International Association for Cryptologic Research

International Association
for Cryptologic Research

IACR News item: 10 February 2015

Jiqiang Lu
ePrint Report ePrint Report
COPA is a block-cipher-based authenticated encryption mode with a provable birthday-bound security under the assumption that the underlying block cipher is a strong pseudorandom permutation, and its instantiation with the AES block cipher is called AES-COPA. Marble is an AES-based COPA-like authenticated encryption algorithm with a full security. In this paper, we analyse the security of COPA and Marble against universal forgery attacks. We present beyond-birthday-bound (almost) universal forgery attacks on the COPA when used with constant or variable associate data, and present (almost) universal forgery attacks on the Marble when used without associated data or with (variable) associate data. Our attacks on the COPA with variable associate data have a complexity very near the birthday bound, and their applications to AES-COPA show that the security claim of AES-COPA against tag guessing may be not correct; and our attacks on the (newest as well as initial version of) Marble with associate data show that Marble does not provide a full security that the designer claimed.
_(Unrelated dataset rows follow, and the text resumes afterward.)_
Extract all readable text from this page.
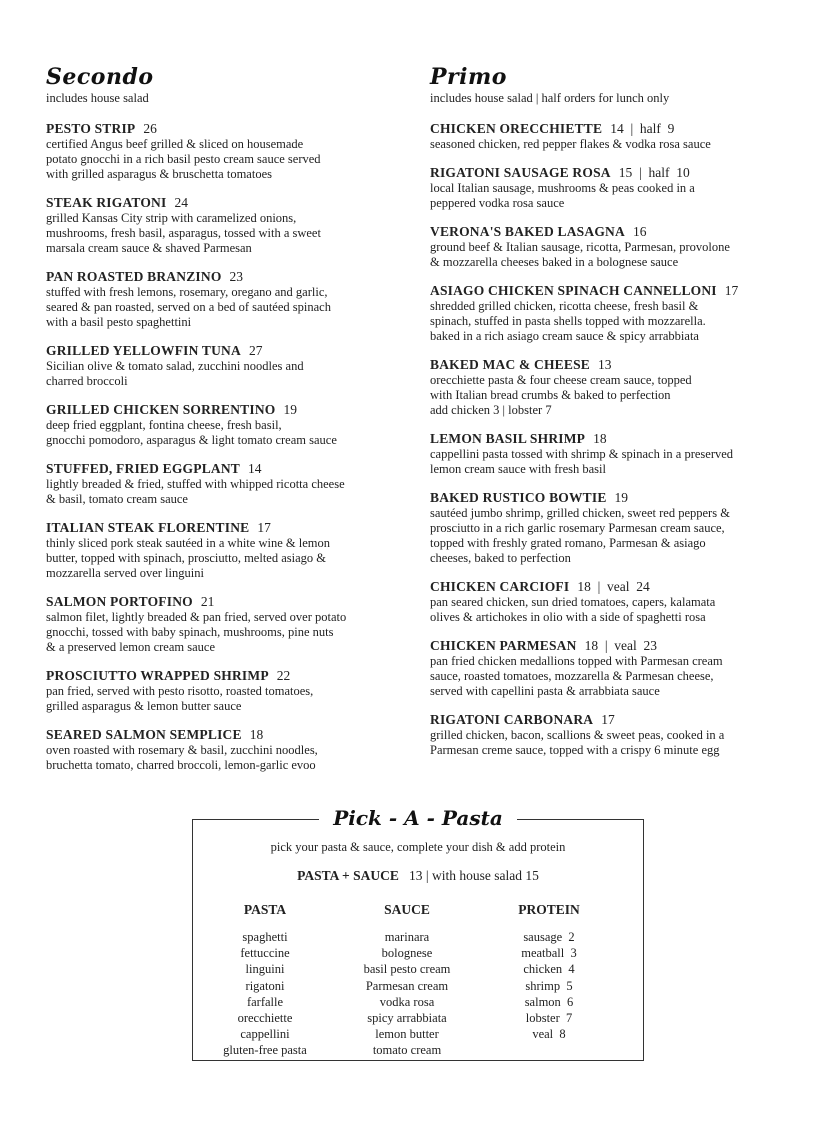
Secondo
includes house salad
PESTO STRIP 26
certified Angus beef grilled & sliced on housemade
potato gnocchi in a rich basil pesto cream sauce served
with grilled asparagus & bruschetta tomatoes
STEAK RIGATONI 24
grilled Kansas City strip with caramelized onions,
mushrooms, fresh basil, asparagus, tossed with a sweet
marsala cream sauce & shaved Parmesan
PAN ROASTED BRANZINO 23
stuffed with fresh lemons, rosemary, oregano and garlic,
seared & pan roasted, served on a bed of sautéed spinach
with a basil pesto spaghettini
GRILLED YELLOWFIN TUNA 27
Sicilian olive & tomato salad, zucchini noodles and
charred broccoli
GRILLED CHICKEN SORRENTINO 19
deep fried eggplant, fontina cheese, fresh basil,
gnocchi pomodoro, asparagus & light tomato cream sauce
STUFFED, FRIED EGGPLANT 14
lightly breaded & fried, stuffed with whipped ricotta cheese
& basil, tomato cream sauce
ITALIAN STEAK FLORENTINE 17
thinly sliced pork steak sautéed in a white wine & lemon
butter, topped with spinach, prosciutto, melted asiago &
mozzarella served over linguini
SALMON PORTOFINO 21
salmon filet, lightly breaded & pan fried, served over potato
gnocchi, tossed with baby spinach, mushrooms, pine nuts
& a preserved lemon cream sauce
PROSCIUTTO WRAPPED SHRIMP 22
pan fried, served with pesto risotto, roasted tomatoes,
grilled asparagus & lemon butter sauce
SEARED SALMON SEMPLICE 18
oven roasted with rosemary & basil, zucchini noodles,
bruchetta tomato, charred broccoli, lemon-garlic evoo
Primo
includes house salad | half orders for lunch only
CHICKEN ORECCHIETTE 14  |  half  9
seasoned chicken, red pepper flakes & vodka rosa sauce
RIGATONI SAUSAGE ROSA 15  |  half  10
local Italian sausage, mushrooms & peas cooked in a
peppered vodka rosa sauce
VERONA'S BAKED LASAGNA 16
ground beef & Italian sausage, ricotta, Parmesan, provolone
& mozzarella cheeses baked in a bolognese sauce
ASIAGO CHICKEN SPINACH CANNELLONI 17
shredded grilled chicken, ricotta cheese, fresh basil &
spinach, stuffed in pasta shells topped with mozzarella.
baked in a rich asiago cream sauce & spicy arrabbiata
BAKED MAC & CHEESE 13
orecchiette pasta & four cheese cream sauce, topped
with Italian bread crumbs & baked to perfection
add chicken 3 | lobster 7
LEMON BASIL SHRIMP 18
cappellini pasta tossed with shrimp & spinach in a preserved
lemon cream sauce with fresh basil
BAKED RUSTICO BOWTIE 19
sautéed jumbo shrimp, grilled chicken, sweet red peppers &
prosciutto in a rich garlic rosemary Parmesan cream sauce,
topped with freshly grated romano, Parmesan & asiago
cheeses, baked to perfection
CHICKEN CARCIOFI 18  |  veal  24
pan seared chicken, sun dried tomatoes, capers, kalamata
olives & artichokes in olio with a side of spaghetti rosa
CHICKEN PARMESAN 18  |  veal  23
pan fried chicken medallions topped with Parmesan cream
sauce, roasted tomatoes, mozzarella & Parmesan cheese,
served with capellini pasta & arrabbiata sauce
RIGATONI CARBONARA 17
grilled chicken, bacon, scallions & sweet peas, cooked in a
Parmesan creme sauce, topped with a crispy 6 minute egg
Pick - A - Pasta
pick your pasta & sauce, complete your dish & add protein
PASTA + SAUCE 13 | with house salad 15
PASTA
spaghetti
fettuccine
linguini
rigatoni
farfalle
orecchiette
cappellini
gluten-free pasta
SAUCE
marinara
bolognese
basil pesto cream
Parmesan cream
vodka rosa
spicy arrabbiata
lemon butter
tomato cream
PROTEIN
sausage  2
meatball  3
chicken  4
shrimp  5
salmon  6
lobster  7
veal  8
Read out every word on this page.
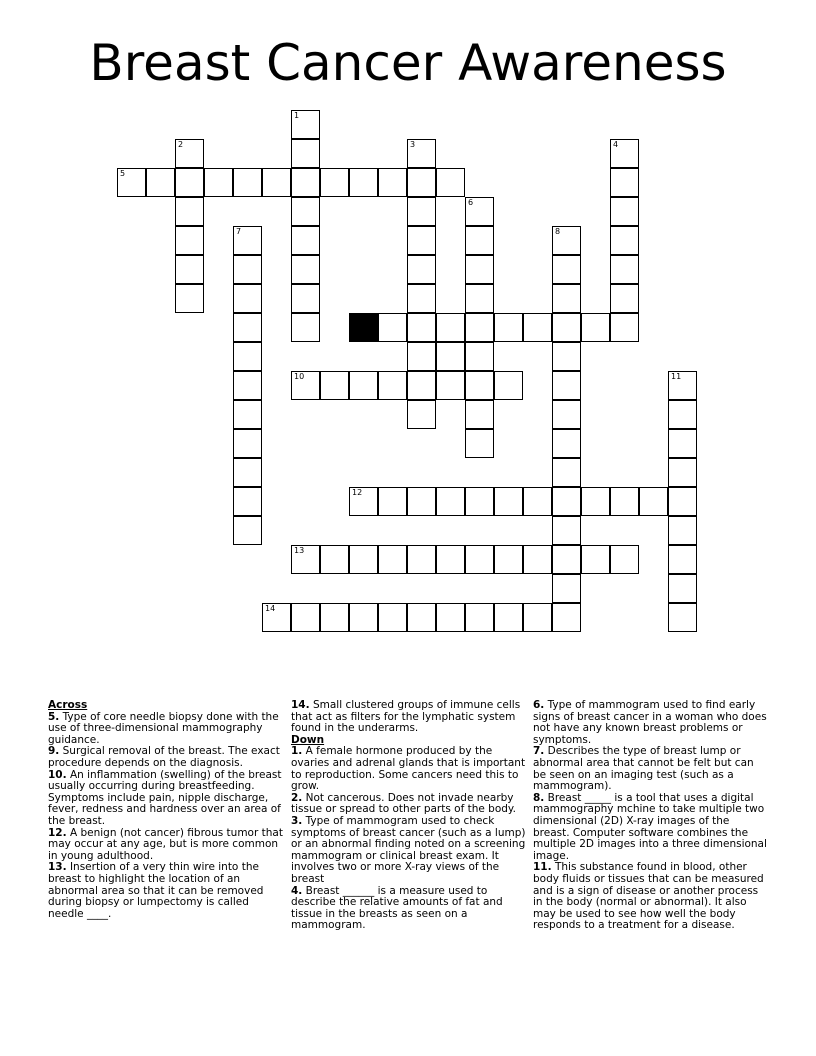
Breast Cancer Awareness
1
2	3	4
5
6
7	8
10	11
12
13
14
Across
5. Type of core needle biopsy done with the use of three-dimensional mammography guidance.
9. Surgical removal of the breast. The exact procedure depends on the diagnosis.
10. An inflammation (swelling) of the breast usually occurring during breastfeeding. Symptoms include pain, nipple discharge, fever, redness and hardness over an area of the breast.
12. A benign (not cancer) fibrous tumor that may occur at any age, but is more common in young adulthood.
13. Insertion of a very thin wire into the breast to highlight the location of an abnormal area so that it can be removed during biopsy or lumpectomy is called needle ____.
14. Small clustered groups of immune cells that act as filters for the lymphatic system found in the underarms.
Down
1. A female hormone produced by the ovaries and adrenal glands that is important to reproduction. Some cancers need this to grow.
2. Not cancerous. Does not invade nearby tissue or spread to other parts of the body.
3. Type of mammogram used to check symptoms of breast cancer (such as a lump) or an abnormal finding noted on a screening mammogram or clinical breast exam. It involves two or more X-ray views of the breast
4. Breast ______ is a measure used to describe the relative amounts of fat and tissue in the breasts as seen on a mammogram.
6. Type of mammogram used to find early signs of breast cancer in a woman who does not have any known breast problems or symptoms.
7. Describes the type of breast lump or abnormal area that cannot be felt but can be seen on an imaging test (such as a mammogram).
8. Breast _____ is a tool that uses a digital mammography mchine to take multiple two dimensional (2D) X-ray images of the breast. Computer software combines the multiple 2D images into a three dimensional image.
11. This substance found in blood, other body fluids or tissues that can be measured and is a sign of disease or another process in the body (normal or abnormal). It also may be used to see how well the body responds to a treatment for a disease.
Like many recently published cryptanalytic results on message authentication algorithms with a provable birthday-bound security, our attacks on COPA do not violate its security proofs, but provide a comprehensive understanding of its security against universal forgery attack, show that the success probability of a universal forgery on the COPA is larger than the ideal bound $2^{-n}$ of the standard forgery-resistance, and boil down to an existing open question: Should a message authentication algorithm with a weaker security claim than the standard forgery-resistance be regarded as a sound design?